Доколе матери тужить?
Доколе коршуну кружить?
* * *
Паулюс с зятем возвращались из группы Манштейна в пустынном транспортном «юнкерсе», с ними летел и генерал Эрих Гёпнер, на его голове черная пилотка танкиста сидела чересчур залихватски, а посреди фюзеляжа стоймя был поставлен рояль.
– Это ваш? – спросил Паулюс о рояле.
«Рыцарский крест» украшал мундир Гёпнера.
– Именно о таком «Стейнвее» жена и мечтала. Это из витебского клуба железнодорожников. Русские держали его на сцене, совсем не понимая того, что габариты стиля «миньон» допустимы лишь для дамского будуара. – Взревели моторы «юнкерса», Гёпнер невольно повысил голос: – Вы не слышали последнюю новость, Паулюс?
– Нет. Я кормил комаров в лесах под Лугою.
– Сталин начинает менять людей.
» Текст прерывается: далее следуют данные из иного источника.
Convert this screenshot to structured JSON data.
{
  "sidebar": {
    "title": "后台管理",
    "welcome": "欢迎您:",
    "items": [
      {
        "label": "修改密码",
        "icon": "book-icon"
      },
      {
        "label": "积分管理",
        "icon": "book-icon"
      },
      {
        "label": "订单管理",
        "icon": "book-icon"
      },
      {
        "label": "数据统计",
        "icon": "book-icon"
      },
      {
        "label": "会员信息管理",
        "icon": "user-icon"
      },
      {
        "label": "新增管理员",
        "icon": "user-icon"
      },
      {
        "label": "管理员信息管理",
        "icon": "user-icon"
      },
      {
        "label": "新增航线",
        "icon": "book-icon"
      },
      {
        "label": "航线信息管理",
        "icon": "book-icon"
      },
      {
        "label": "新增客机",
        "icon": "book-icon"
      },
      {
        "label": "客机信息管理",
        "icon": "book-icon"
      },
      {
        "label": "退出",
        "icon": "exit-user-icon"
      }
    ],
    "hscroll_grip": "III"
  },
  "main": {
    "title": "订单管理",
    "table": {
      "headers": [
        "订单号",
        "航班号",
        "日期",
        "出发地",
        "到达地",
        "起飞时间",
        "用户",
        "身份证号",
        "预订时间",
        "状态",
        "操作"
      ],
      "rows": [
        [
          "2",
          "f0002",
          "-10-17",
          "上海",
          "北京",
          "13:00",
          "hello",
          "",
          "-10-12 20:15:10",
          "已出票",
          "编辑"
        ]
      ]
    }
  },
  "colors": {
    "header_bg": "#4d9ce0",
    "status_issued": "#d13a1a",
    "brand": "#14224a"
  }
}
В начальники своего Генштаба он снова поставил старого Шапошникова, чтобы освободить Жукова для фронтовой работы. Думается, в Кремле сейчас мечутся, выискивая новых людей, чтобы заменить прежних начальников.
Гёпнер по-хозяйски придерживал рояль (через три года, когда Гитлер станет его вешать, он будет жалобно просить об одном – не конфисковывать его имущество). Паулюс сказал, что для ОКХ останется, наверное, загадкой внезапное устранение Шапошникова из Генштаба, а теперь – непонятное его возвращение.
– Никаких загадок, – отвечал Гёпнер, – просто у Сталина совсем не осталось здравых людей, вот и вернул Шапошникова.
– Но там уже был некий Жуков.
– А кто знает Жукова? Никто…
На аэродроме в Летцене Паулюс встретил генерала Курта Гаммерштейн-Экворда, снова он выслушал от него едкие слова:
– Все сроки прошли, а Россия не капитулировала, как вы полагали в Цоссене. Глупо думать, что отступление русских является преднамеренным, и вряд ли они следуют маршрутами Барклая и Кутузова. Вам, Паулюс, еще предстоит покрутиться под куполом этого цирка, но я… я уже покинул эту арену!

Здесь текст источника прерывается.